このミルクはネットセレブミルクとも言えるでしょう。ミルクのような味わいで、濃厚で美味しいと感じる人が多いようです。商人たちも、販売の際に「香り」をセールスポイントとして利用することに熱心だ。しかし、2022年6月30日、浙江省清遠県市場監督管理局は2022年第4回食品サンプル検査の結果を発表し、麦姑集団有限公司(以下、「麦姑」という)が生産した純乳2ロットが不合格となり、不合格品はプロピレングリコールであったと発表した。後に、これはミルクに風味を加えるためであることが分かりました。プロピレングリコールは多くの香料の溶剤として使われています。

写真はインターネットから

そのため、牛乳を購入する際に、特に強い味を追求する必要はありません。

牛乳を飲むと、主に良質なタンパク質とカルシウムを豊富に摂取することができます。牛乳を選ぶときは、ミルクの香りだけで選ぶのはダメです。ミルクの中には特に香りが強いものがあり、それは必ずしもミルクの香りではなく、エッセンスの香りです。

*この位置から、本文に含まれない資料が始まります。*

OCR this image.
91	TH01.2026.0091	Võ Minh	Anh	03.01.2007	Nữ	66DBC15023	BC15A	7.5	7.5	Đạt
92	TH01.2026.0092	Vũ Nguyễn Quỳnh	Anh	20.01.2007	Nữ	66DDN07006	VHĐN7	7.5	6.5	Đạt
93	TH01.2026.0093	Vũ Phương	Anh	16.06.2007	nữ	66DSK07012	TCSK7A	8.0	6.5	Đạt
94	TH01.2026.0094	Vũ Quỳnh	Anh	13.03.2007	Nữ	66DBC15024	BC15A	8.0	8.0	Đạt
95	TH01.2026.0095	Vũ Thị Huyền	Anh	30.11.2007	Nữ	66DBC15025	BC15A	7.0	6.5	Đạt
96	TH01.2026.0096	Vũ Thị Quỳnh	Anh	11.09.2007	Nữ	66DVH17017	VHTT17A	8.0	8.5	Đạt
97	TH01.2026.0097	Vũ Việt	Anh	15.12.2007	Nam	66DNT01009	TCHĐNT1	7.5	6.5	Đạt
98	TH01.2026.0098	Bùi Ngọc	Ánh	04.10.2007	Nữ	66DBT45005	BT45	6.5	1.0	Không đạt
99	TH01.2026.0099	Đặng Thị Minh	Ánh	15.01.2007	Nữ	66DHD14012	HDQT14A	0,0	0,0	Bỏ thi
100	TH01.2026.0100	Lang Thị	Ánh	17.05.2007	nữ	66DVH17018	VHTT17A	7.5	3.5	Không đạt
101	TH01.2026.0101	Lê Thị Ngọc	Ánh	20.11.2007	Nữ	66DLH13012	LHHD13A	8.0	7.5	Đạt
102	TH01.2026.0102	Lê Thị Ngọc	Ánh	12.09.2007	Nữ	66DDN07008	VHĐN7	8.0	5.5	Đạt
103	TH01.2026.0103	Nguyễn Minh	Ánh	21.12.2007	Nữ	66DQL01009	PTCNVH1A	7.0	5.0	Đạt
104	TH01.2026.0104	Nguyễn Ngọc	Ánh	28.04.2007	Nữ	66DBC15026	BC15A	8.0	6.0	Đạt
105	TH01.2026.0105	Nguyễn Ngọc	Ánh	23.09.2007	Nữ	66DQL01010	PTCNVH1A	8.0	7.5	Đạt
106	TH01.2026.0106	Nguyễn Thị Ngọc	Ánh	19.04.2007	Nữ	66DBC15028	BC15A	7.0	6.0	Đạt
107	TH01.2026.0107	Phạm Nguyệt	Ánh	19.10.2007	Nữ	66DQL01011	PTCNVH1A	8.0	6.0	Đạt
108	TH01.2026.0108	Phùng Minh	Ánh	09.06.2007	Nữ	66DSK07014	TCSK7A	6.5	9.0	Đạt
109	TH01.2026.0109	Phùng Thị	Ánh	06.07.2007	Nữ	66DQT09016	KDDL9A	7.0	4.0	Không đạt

適切な牛乳を選ぶために最も重要なことは、栄養成分表示と原材料リストを確認することです。

牛乳の選び方は?

まず、牛乳に含まれる特に重要な栄養素であるタンパク質について見てみましょう。国家基準によれば、純乳のタンパク質含有量は最低でも2.9g/100ml以上でなければなりません。もちろん、タンパク質含有量が高ければ高いほど、理論的には牛乳の品質は良くなります。市販されている主な牛乳のタンパク質含有量は、基本的に100mlあたり3.2g程度です。タンパク質含有量が100mlあたり3.6g~3.8gに達する牛乳もあります。

次に、脂肪を見てみましょう。香りのよい牛乳は、一般的に脂肪分が多く含まれています。より香り豊かな味わいを楽しみたい場合は、全乳を選んでみてください。

3番目に、カルシウム含有量を見てください。一般的な牛乳のカルシウム含有量は100mg/100ml程度です。 120mg/100ml以上の含有量がある牛乳は、高カルシウム純牛乳とみなすことができます。

参考文献

[1] 潘明輝、曹紅芳、王彩雲、他。国内外の代表的な常温純牛乳の風味品質の分析[J]。中国食品科学技術研究所誌、2022(005):022.

[2] Chi Xuelu、Liu Huimin、Ye Qiaoyan、他。牛乳中の香味物質の検出技術の研究の進歩[J]。中国乳業、2022(004):050。

[3] 楊志勇、張陽東、鄭南ほか。牛乳の官能特性と風味物質に関する研究の進展[J]。動物栄養学ジャーナル、2022年、34(05):2790-2797。

[4] Guo Liya、Wu Jianxin、Zhang Xiaojian、他。牛乳の風味と味の違いの分析[J]。中国乳業、2020(9):4.

[5] チ・シュエル。生乳中の香味活性物質の分析と影響要因[D]新疆農業大学、2023年。DOI: 10.27431/d.cnki.gxnyu.2023.000003。